Formo parte de una generación, no sé si utópica o idiota, que se forjó en unos ideales de libertad, radicalismo, idealismo, ganas de remover el mundo y un profundo sentido de la solidaridad que estaba por encima de colores, fronteras, sexos y lenguas. Políticamente, bien mirado, nuestros logros fueron nimios, pero en cambio si se consiguió una verdadera revolución en las relaciones sexuales, paterno filiales, docentes, etc., que aún perdura. Ahora esos parámetros, que constituyeron nuestra guía moral, se nos ha derrumbado ante nuestra estupefacción y la humanidad entera corre el peligro de ser súbdita del imperio americano, con todos sus deberes pero con ninguno de sus derechos. Si hay que ser americano, cosa a la que no hago ningún asco, me encantaría serlo de pleno derecho, es decir, poder elegir mediante sufragio entre el burro y el elefante.
Hay un cierto alborozo carroñero en cómo se describe desde los mass media esa hecatombe del socialismo real con la que nunca habíamos simpatizado. Y con el hundimiento del buque insignia del comunismo resulta que nadie ha sido comunista en este país, o si lo fue, se trató de un pecado de juventud del que se arrepiente con vehemencia.

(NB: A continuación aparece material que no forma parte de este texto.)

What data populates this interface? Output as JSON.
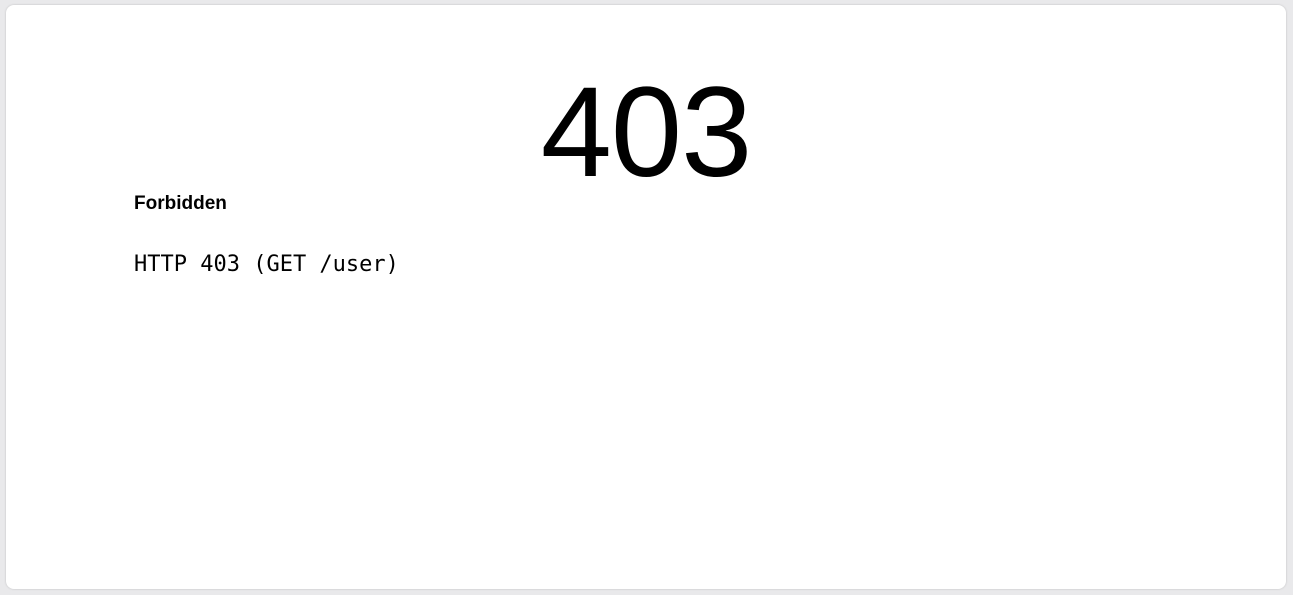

La semántica evoluciona con una rapidez galopante, y comunista suena ya como una especie de antigualla, de enfermedad senil, de virus. Deberemos avergonzarnos del comunismo como de las enfermedades venéreas, y la palabra acabará sonando tan mal como el chacra, la gonorrea, la sífilis. Solo nos falta sustituir aquellas añejas fotografías del Che, que tampoco colgábamos porque nos repugnaba la mancillación capitalista de su imagen, y reemplazarlas por las del Oso del Desierto, Schawrzeneger o Busch, los líderes de esta revolución que sacude el árbol del mundo y arroja al suelo la fruta cansada de las ideologías.